From: verdy_p (verdy_p@wanadoo.fr)
Date: Wed Nov 26 2008 - 17:41:06 CST
"John Hudson" <john@tiro.ca>
> A :
> Copie à : unicode@unicode.org
> Objet : Re: Why people still want to encode precomposed letters
>
>
> verdy_p wrote:
>
> > I have NOT written that the position adjustment for the next anchor had any effect on the advance width for the
> > position of the next base glyph. I've just written that the fact that diacritics need to move anchors when they
are
> > stacked together means that they are affectively advancing those anchors for further diacritics) (but not
> > necessarily the anchor for the next base glyph (the one that we call the "advance width").
>
> Yes, but you called that 'kerning' and, for the last time because this
> is getting tiresome, that is *not* kerning. Kerning is by definition a
> modification to an advance width (whether one is talking about digital
> type or pieces of metal) and ergo it affects the position of subsequent
> glyphs.
>
> I understand what you are talking about, and the idea of anchor-based
> spatial relationships between bases, between marks and between base+mark
> combinations is not without interest, but calling it kerning is simply
> confusing. Kerning already means something within existing technologies,
> and it implies things that are necessarily distinct from mark anchor
> positioning.
Do you realize that even for the Latin script, the advence width is not necessarily horizontal, even if the
baseline where base characters are drawn is horizontal ? Think about the vertical text presentation, where glyphs
are not rotated.
Now think about the scripts that are naturally vertically drawn and whose baseline is also vertical. The advance
'width' is also vertical and (vertical) spacing adjustment is also needed when the characters do not have the same
height. Don't you call this 'kerning' as well ?
Add to this that combining characters are not necessarily zero-width (including Latin accents, see circumflex above i).
Combine all these and you come immediately to the same general problem: the relative positining of multiple anchors
between pairs of characters. The whole restrictive definition of "kerning" is ill-designed from start, it is too
simplistic, even if it has been used to implement the simplest cases (and we've seen the caveats of this when we
had to design fonts with long lists of specific pairs of characters for handling this limited 'kerning' concept,
that was also created considering only the simplest horizontal layout for the Latin script.

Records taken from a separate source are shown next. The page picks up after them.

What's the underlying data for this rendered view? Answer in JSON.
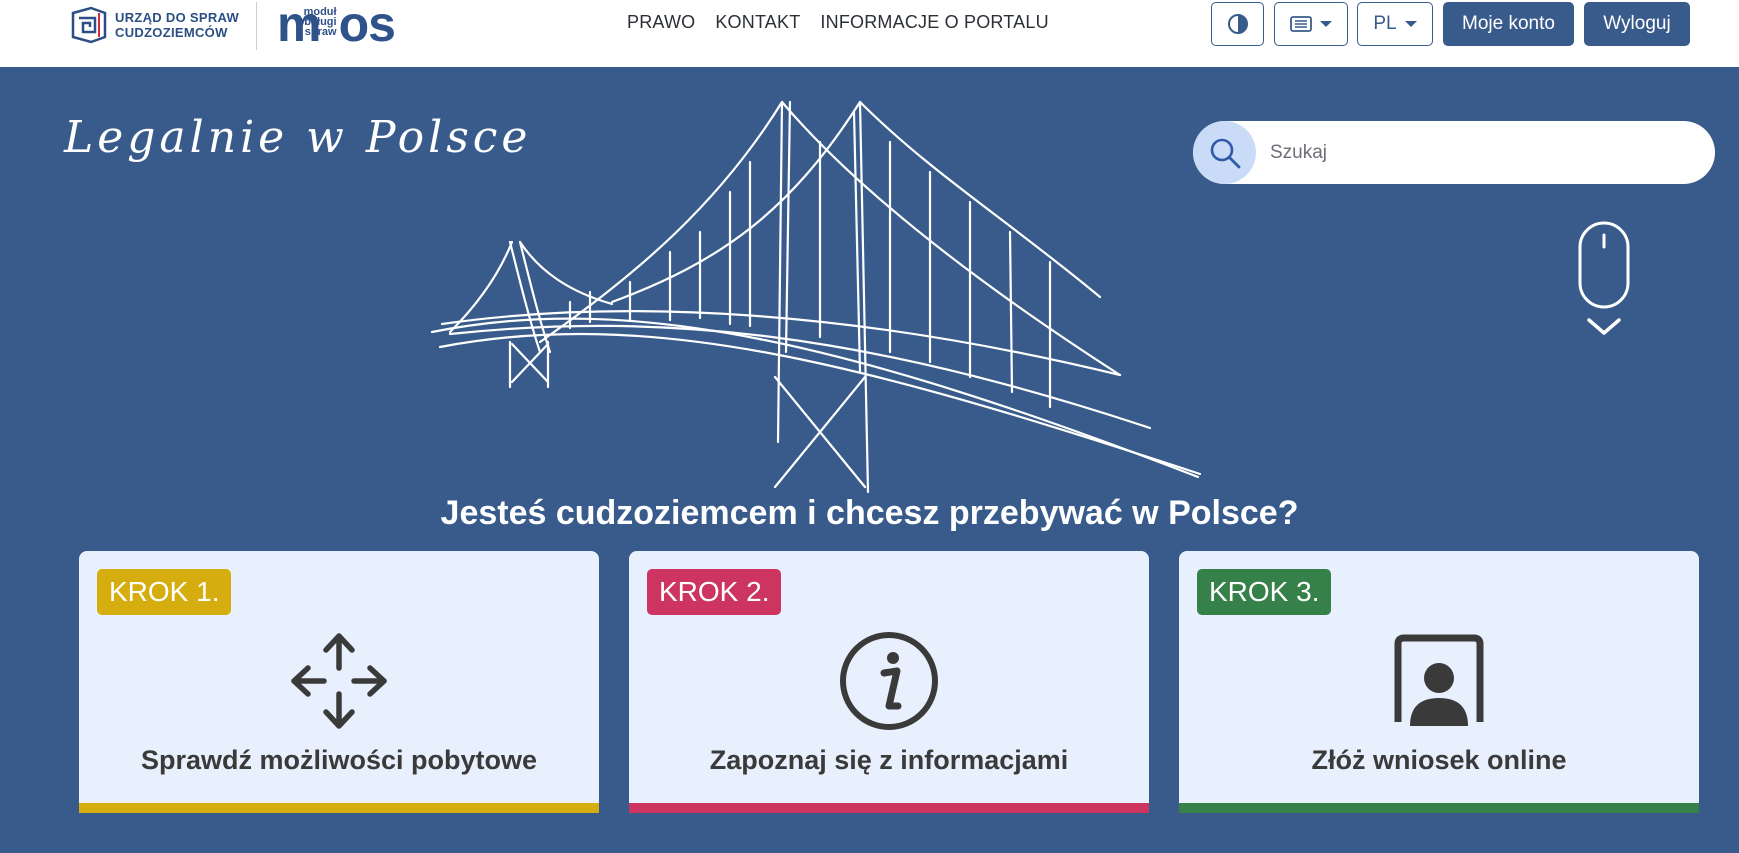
{
  "header": {
    "udsc_logo_line1": "URZĄD DO SPRAW",
    "udsc_logo_line2": "CUDZOZIEMCÓW",
    "mos_logo_m": "m",
    "mos_logo_small1": "moduł",
    "mos_logo_small2": "obsługi",
    "mos_logo_small3": "spraw",
    "mos_logo_os": "os",
    "nav": [
      "PRAWO",
      "KONTAKT",
      "INFORMACJE O PORTALU"
    ],
    "contrast_icon": "contrast-icon",
    "view_icon": "list-view-icon",
    "language": "PL",
    "account_label": "Moje konto",
    "logout_label": "Wyloguj"
  },
  "hero": {
    "tagline": "Legalnie w Polsce",
    "search_placeholder": "Szukaj",
    "question": "Jesteś cudzoziemcem i chcesz przebywać w Polsce?"
  },
  "cards": [
    {
      "step": "KROK 1.",
      "title": "Sprawdź możliwości pobytowe",
      "color": "#d6ad0f",
      "icon": "move-arrows-icon"
    },
    {
      "step": "KROK 2.",
      "title": "Zapoznaj się z informacjami",
      "color": "#cd345f",
      "icon": "info-icon"
    },
    {
      "step": "KROK 3.",
      "title": "Złóż wniosek online",
      "color": "#36804a",
      "icon": "user-screen-icon"
    }
  ],
  "colors": {
    "brand": "#385b8b",
    "card_bg": "#e8f0fd"
  }
}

I remain convinced that 'kerning' should concern all types of pair-specific position adjustment of anchors, i.e.
the difference of position between the default position indicated by a single glyph id alone, be it horizontal, or
vertical or both, and independatly of the type of anchor considered (for the horizontal advance width in a
horizontal layout of characters in horizontal orientation, or for any other types of anchors, including bounding
box definition anchors and caret positioning anchors for editing that may sometimes be within the bounding box).
All individual glyphs (including diacritics and GSUBstituted ligatures or contextual forms) in a font should define
their own list of anchors (indexed by the anchor types that each glyph can support) as relative vectors from the
origin point, all characters should remain displayable when only considering these default anchor positions, and
the supplemental adjustment for pairs (of glyphs or of glyph classes or GSUBst'ed glyphs) that define small
differences as 2D vectors (indexed by the same anchor types) rather than just 1D horizontal differences for the
simplest limited cases (limited to the horizontal "advance" width between pairs of base characters, and ignoring
the case where a diacritic may need to adjust the other anchors including the origin anchor for the base character
above which it is drawn as a supposed "zero width" character).